Editor’s note: Some sources have been named only by their first name for privacy reasons.
The Catalyst, a historic music venue and community space that has served Santa Cruz since the 1960s, has hosted notable bands from Nirvana and Pearl Jam to Tina Turner and Iggy Pop.
The venue has seen bands come and go, and hosted concerts for thousands of audience members. But as plans for the building’s possible demolition and replacement come closer and closer to fruition, the future of The Catalyst community remains unclear.
“They want to make more housing, but they’re also removing the places where students come together,” said Fre Torres, the vocalist and guitarist of local band Carabeza. “There’s not a lot of third spaces where people can just go and connect.” 
Local Santa Cruz band Carabeza poses for a photo downtown, near The Catalyst. Photo courtesy of Carabeza.
Last month, the building The Catalyst shares with the upstairs Cat Alley Street club was sold to GSH Ventures. It is unclear whether The Catalyst will be demolished once the lease is up in 2028.
“The developer has not applied for a building or demolition permit yet, they are very early on in the process right now,” the Santa Cruz city senior planner Rina Zhou, said in an email to City on a Hill Press. “The City’s process is to not sign off on demolition of buildings prior to building permit issuance for the replacement project.”
Community members have supported a petition created by community organizer and educator Hector Marin, calling upon Santa Cruz to defend The Catalyst’s longevity by classifying the building as a historical preservation cultural landmark. The petition has nearly 10,000 signatures, and hundreds of replies recounting cherished experiences at the music venue.
There are a few ways that The Catalyst building can be deemed a historical or cultural landmark, which would prevent a possible demolition.
The first involves submitting an application through the Santa Cruz Historic Resource Commission to be decided on by the board of supervisors. The second way is through a ballot measure, which must be voted on by the people of Santa Cruz.
Another path is working with archivists at the Museum of Art and History to be granted a Blue Plaque Award. While it holds no legal standing, this honorary status would support the case for The Catalyst when applying to be a historical preservation cultural landmark through the HRC.

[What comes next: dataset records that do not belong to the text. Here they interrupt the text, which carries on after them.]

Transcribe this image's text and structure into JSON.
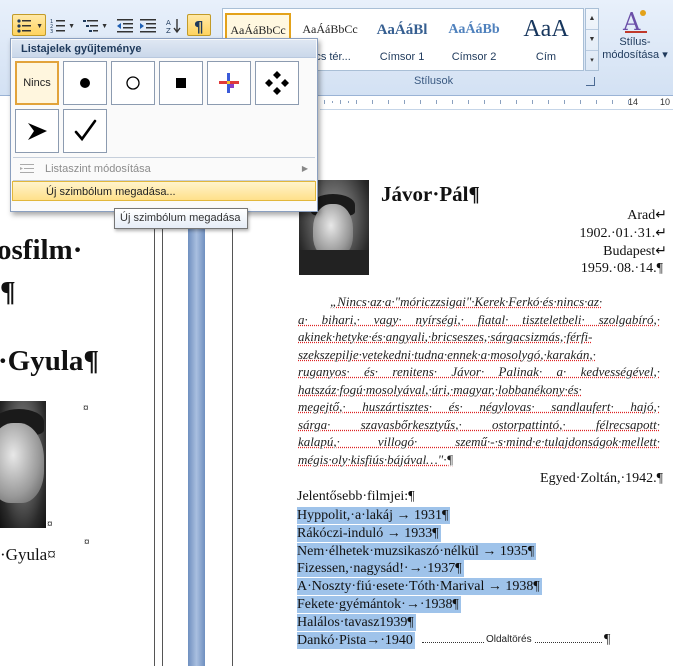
{
  "ribbon": {
    "styles": [
      {
        "sample": "AaÁáBbCc",
        "name": ""
      },
      {
        "sample": "AaÁáBbCc",
        "name": "ncs tér..."
      },
      {
        "sample": "AaÁáBl",
        "name": "Címsor 1"
      },
      {
        "sample": "AaÁáBb",
        "name": "Címsor 2"
      },
      {
        "sample": "AaA",
        "name": "Cím"
      }
    ],
    "styles_group_label": "Stílusok",
    "change_styles_label_1": "Stílus-",
    "change_styles_label_2": "módosítása",
    "change_styles_arrow": "▾"
  },
  "ruler": {
    "marks": [
      "14",
      "10"
    ]
  },
  "dropdown": {
    "header": "Listajelek gyűjteménye",
    "none_label": "Nincs",
    "bullets": [
      "filled-circle",
      "hollow-circle",
      "filled-square",
      "color-cross",
      "four-diamonds",
      "arrowhead",
      "checkmark"
    ],
    "change_level": "Listaszint módosítása",
    "define_symbol": "Új szimbólum megadása..."
  },
  "tooltip": "Új szimbólum megadása",
  "left_page": {
    "line1": "osfilm·",
    "line2": "i¶",
    "line3": "·Gyula¶",
    "caption": "·Gyula¤",
    "cell_mark": "¤",
    "cell_mark2": "¤"
  },
  "right_page": {
    "name": "Jávor·Pál¶",
    "birth_place": "Arad↵",
    "birth_date": "1902.·01.·31.↵",
    "death_place": "Budapest↵",
    "death_date": "1959.·08.·14.¶",
    "quote_lines": [
      "„Nincs·az·a·\"móriczzsigai\"·Kerek·Ferkó·és·nincs·az·",
      "a· bihari,· vagy· nyírségi,· fiatal· tiszteletbeli· szolgabíró,·",
      "akinek·hetyke·és·angyali,·bricseszes,·sárgacsizmás,·férfi-",
      "szekszepilje·vetekedni·tudna·ennek·a·mosolygó,·karakán,·",
      "ruganyos· és· renitens· Jávor· Palinak· a· kedvességével,·",
      "hatszáz·fogú·mosolyával,·úri,·magyar,·lobbanékony·és·",
      "megejtő,· huszártisztes· és· négylovas· sandlaufert· hajó,·",
      "sárga· szavasbőrkesztyűs,· ostorpattintó,· félrecsapott·",
      "kalapú,· villogó· szemű·-·s·mind·e·tulajdonságok·mellett·",
      "mégis·oly·kisfiús·bájával…\"·¶"
    ],
    "quote_author": "Egyed·Zoltán,·1942.¶",
    "films_heading": "Jelentősebb·filmjei:¶",
    "films": [
      "Hyppolit,·a·lakáj  →  1931¶",
      "Rákóczi-induló  →  1933¶",
      "Nem·élhetek·muzsikaszó·nélkül  →  1935¶",
      "Fizessen,·nagysád!·→·1937¶",
      "A·Noszty·fiú·esete·Tóth·Marival  →  1938¶",
      "Fekete·gyémántok·→·1938¶",
      "Halálos·tavasz1939¶",
      "Dankó·Pista→·1940"
    ],
    "page_break": "Oldaltörés",
    "page_break_mark": "¶"
  }
}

In addition to concerns about the impact on the local music scene, residents worry about whether this housing project will be affordable and if it may impact local businesses.
“We have a lot of housing being built, it’s just too expensive for anyone to live in,” said UC Santa Cruz alum Mars. “That’s the main issue. It’s not that we don’t have housing, it’s just too expensive.”
Taylor Posey, the lead vocalist of the band Red40, spoke to the shared frustration with development in downtown Santa Cruz.
“The [response to the] potential closure of this venue shows that the people are finally fed up with developers coming to eat up property,” Posey said. “It seems like a line in the sand for a lot of people in the community about what these state-funded giant corporations can and can’t do.”
While the new plans for this well-known venue may indicate a loss for the local music scene in Santa Cruz, community members are grounded in the importance of movement and maintaining music culture.
“The people need to move their bodies and they need to feel the baseline in their bones. That’s where we feel alive,” said Tiffany Harmon, community member and DJ at KZSC. “There are emotions screaming and pouring out of energy from the people, from the bands, and without that, you’re just kind of stuck in stone. We need a place to move and groove and feel the music inside of our soul.”
The Catalyst has acted as a platform to amplify local and UCSC student-based bands, helping them garner an audience and exposure to the greater Santa Cruz community. The opportunity to perform on such an important stage within a venue as legendary as The Catalyst is a right of passage amongst student bands. To sell out a show is an even bigger deal.
“If you want to grow as a band in Santa Cruz, having that step of playing The Catalyst is so essential, and it would just be completely impossible to further your career if you didn’t have it,” said Melody Caudill, singer and songwriter of bands Career Woman and Not Yet Old Dog. “It would feel really hopeless to move forward with music if we didn’t have that step of playing at The Catalyst.”
While development plans move forward, and the future of the original Catalyst venue is uncertain, community members hope to preserve this integral Santa Cruz historic venue.
“The music connects us, and I think that that’s what people want,” Harmon said. “The Catalyst brings us together in the same vein. It brings people together with [similar] interests, and music can carry so many emotions. That’s why I think people are so emotional about it, because the place is full of emotion.”
Various Santa Cruz community members pose for portraits after City on a Hill Press interviewed them on their thoughts and feelings regarding the possibility of The Catalyst shutting down. This slideshow includes Mars, UCSC alumn and employee at Motherlode, Jaime Ventura-Velasquez, employee and HR at Melo Melo Kava Bar, Creighton Pierson, employee at Streetlight Records and harmonica player of UCSC student band Star Power, Mark Roberts, longtime street vinyl vendor in Downtown Santa Cruz, and Alana Dorrance, a UCSC student and frequenter of The Catalyst.